PloS one

In vivo efficacy of a synthetic coumarin derivative in a murine model of aspergillosis.

PMID 25140804


Despite advances in therapeutic modalities, aspergillosis remains a leading cause of mortality. This has necessitated the identification of effective and safe antifungal molecules. In the present study, in vivo safety and antifungal efficacy of a coumarin derivative, N, N, N-Triethyl-11-(4-methyl-2-oxo-2H-benzopyran-7-yloxy)-11-oxoundecan-1-aminium bromide (SCD-1), was investigated. The maximum tolerable dose of compound was determined according to OECD 423 guidelines. The compound could be assigned to category IV of the Globally Harmonized System and its LD50 cut-off was found to be 2000 mg/kg body weight. The survival increased in Aspergillus fumigatus-infected mice treated with a dose of 200 mg/kg, orally or 100 mg/kg body weight, intraperitoneally, of SCD-1 in comparison to infected-untreated animals. The SCD-1 treatment resulted in significant reduction in colony counts in vital organs of the animals.
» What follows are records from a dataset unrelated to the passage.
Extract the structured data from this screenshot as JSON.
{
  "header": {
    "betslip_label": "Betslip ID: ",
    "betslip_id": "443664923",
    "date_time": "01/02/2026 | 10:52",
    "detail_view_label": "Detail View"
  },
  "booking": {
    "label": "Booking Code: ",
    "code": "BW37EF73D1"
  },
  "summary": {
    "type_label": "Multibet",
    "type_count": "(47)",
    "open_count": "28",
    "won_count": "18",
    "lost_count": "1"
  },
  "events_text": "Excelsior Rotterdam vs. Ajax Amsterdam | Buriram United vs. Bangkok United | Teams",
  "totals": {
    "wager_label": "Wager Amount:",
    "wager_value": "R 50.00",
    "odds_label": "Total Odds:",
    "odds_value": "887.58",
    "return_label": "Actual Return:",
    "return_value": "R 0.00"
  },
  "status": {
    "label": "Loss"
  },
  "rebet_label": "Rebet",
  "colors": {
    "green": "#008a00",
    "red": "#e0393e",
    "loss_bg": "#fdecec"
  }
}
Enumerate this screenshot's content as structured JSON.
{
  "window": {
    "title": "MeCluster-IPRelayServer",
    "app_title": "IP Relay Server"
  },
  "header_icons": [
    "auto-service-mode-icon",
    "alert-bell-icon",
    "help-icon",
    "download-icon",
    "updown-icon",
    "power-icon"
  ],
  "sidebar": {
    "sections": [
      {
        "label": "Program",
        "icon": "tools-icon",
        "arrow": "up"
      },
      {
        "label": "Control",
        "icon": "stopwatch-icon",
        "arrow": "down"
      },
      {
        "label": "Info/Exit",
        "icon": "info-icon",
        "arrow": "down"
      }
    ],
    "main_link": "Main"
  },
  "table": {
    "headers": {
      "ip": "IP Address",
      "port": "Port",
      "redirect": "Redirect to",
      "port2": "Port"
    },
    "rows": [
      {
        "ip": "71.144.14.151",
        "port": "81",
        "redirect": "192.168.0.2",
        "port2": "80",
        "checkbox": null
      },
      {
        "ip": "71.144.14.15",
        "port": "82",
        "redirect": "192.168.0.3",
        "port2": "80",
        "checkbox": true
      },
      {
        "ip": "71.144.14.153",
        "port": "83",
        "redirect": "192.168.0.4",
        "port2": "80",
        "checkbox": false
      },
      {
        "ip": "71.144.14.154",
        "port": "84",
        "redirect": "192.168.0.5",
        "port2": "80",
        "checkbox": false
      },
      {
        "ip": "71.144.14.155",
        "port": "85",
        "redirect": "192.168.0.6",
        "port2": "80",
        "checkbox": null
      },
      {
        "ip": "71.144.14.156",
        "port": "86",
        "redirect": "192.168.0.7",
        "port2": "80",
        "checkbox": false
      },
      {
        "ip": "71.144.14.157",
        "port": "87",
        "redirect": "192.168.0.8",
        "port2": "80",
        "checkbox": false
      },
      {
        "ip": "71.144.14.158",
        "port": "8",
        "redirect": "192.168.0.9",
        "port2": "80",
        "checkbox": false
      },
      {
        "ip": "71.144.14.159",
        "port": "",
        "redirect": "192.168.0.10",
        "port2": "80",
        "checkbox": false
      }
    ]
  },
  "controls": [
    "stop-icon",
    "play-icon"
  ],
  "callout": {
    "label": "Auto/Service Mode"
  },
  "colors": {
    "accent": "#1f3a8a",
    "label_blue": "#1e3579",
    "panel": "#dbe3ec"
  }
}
Its protective effect was also observed on day 14 as there was marked reduction in fungal colonies. The treatment with SCD-1 also reduced the levels of serum biochemical parameters with respect to infected-untreated animals. It could be concluded that SCD-1 is a quite safe antifungal compound, which conferred dose dependent protection against experimental aspergillosis. Therefore, SCD-1 holds potential for developing new formulations for aspergillosis.